Pour le Sprickelsberg une étude d’impact préalable aux travaux nécessaires avait été exigée par les services préfectoraux après avis des instances habilitées de protection de l’environnement dans le cadre d’une procédure trop souvent inutilisée.
En date du 24 mars 2022 le Tribunal administratif de Strasbourg vient d’annuler l’arrêté préfectoral autorisant l’Association syndicale autorisée des propriétaires de parcelles (ASA du Sprickelsberg, dotée de prérogatives de puissance publique pour faciliter les travaux et l’exploitation des bois) à réaliser ces dessertes forestières.
Le seul motif de non respect de l’obligation préalable aux travaux d’une demande de dérogation compte tenu du nombre d’espèces animales protégées menacées (cycles de reproduction, habitat, environnement de dizaines d’espèces animales diverses) est retenu par le juge.
Le Collectif citoyen du Sprickelsberg avait initié cette action devant la justice administrative
Mais la desserte forestière du Sprickelsberg est déjà terminée et l’exploitation des bois est en en cours depuis plus de deux ans !

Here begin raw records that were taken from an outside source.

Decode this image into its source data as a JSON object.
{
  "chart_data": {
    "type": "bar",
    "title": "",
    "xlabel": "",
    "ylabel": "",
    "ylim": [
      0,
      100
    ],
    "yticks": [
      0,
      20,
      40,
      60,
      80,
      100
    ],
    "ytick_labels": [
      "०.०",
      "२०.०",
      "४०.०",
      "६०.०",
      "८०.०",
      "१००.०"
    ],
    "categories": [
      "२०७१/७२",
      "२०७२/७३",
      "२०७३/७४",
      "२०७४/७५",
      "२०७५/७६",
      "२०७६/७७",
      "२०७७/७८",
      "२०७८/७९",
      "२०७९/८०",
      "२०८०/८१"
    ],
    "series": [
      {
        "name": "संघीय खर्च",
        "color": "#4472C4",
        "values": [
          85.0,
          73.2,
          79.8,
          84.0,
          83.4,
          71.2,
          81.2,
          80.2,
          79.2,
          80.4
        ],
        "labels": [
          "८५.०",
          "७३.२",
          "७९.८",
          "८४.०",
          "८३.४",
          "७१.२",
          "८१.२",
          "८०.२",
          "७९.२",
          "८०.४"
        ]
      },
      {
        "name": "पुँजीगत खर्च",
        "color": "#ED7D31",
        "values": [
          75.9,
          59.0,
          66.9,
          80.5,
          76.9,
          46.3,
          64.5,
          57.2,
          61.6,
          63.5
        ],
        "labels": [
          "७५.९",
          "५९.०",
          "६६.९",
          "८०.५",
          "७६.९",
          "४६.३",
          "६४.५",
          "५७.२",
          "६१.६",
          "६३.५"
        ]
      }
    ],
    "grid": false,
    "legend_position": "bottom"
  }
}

Les enjeux économiques ne permettaient sans doute pas d’attendre l’issue de la procédure ?
Il est vrai que les intérêts des grandes scieries industrielles (la SIAT dans ce cas précis) pèsent lourd dans ces dossiers, et l’engorgement des tribunaux arrange bien leurs intérêts, la question environnementale n’étant pas exactement leur préoccupation.
L’ASA (association syndicale autorisée) du Sprickelsberg vient de faire appel du jugement du tribunal de Strasbourg devant la Cour administrative d’Appel de Nancy.

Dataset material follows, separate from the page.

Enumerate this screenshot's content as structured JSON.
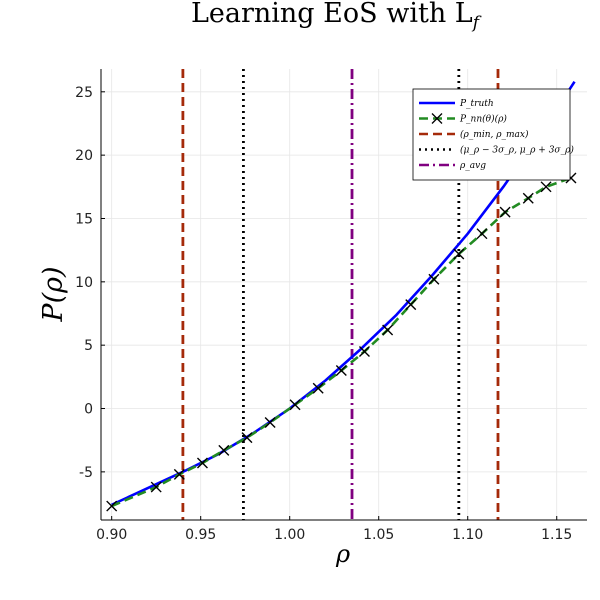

Elle conteste le principe même de l’obligation d’une demande préalable de dérogation préalable aux travaux de la desserte forestière.
Durant les quelques années que pourrait durer cette nouvelle procédure et en l’attente d’une nouvelle décision de justice, l’exploitation du Sprickelsberg sera poursuivie, en toute illégalité, puisque l’arrêté préfectoral autorisant la construction des voies de desserte nécessaires a été annulé par la juridiction administrative de Strasbourg.
S’il ne s’agit pas de s’opposer par principe à l’exploitation industrielle des forêts, il s’agit par contre de contester la toute puissance de structures d’exploitation forestières qui ne veulent pas prendre en compte les considérations environnementales, au détriment dans ce cas précis de la biodiversité…quitte à oublier un peu les règles de la légalité.
Il s’agit aussi de rappeler aux élus de la vallée que leur silence assourdissant sur ces questions pose question.
L’industrialisation de l’exploitation forestière peut dévaster des paysages, menacer sérieusement des espèces animales, oublier tous les autres usagers de la forêt que nous sommes, générer des nuisances indirectes importantes (en particulier celles dues aux transports des grumes par semi – remorques de 46 tonnes sur la seule route du fond de vallée de la Doller, dans les villages).
Les risques induits par le ruissellement des eaux facilité par des déboisements massifs et rapides rendus possibles par ces voies forestières ne sont pas exclus. Le régime des crues de la Doller pourrait en être affecté un jour…
Nous appelons à nous rejoindre tous ceux à qui la forêt « parle », pour reprendre l’excellente expression du directeur du CEN cité par l’auteur de l’article de l’Alsace.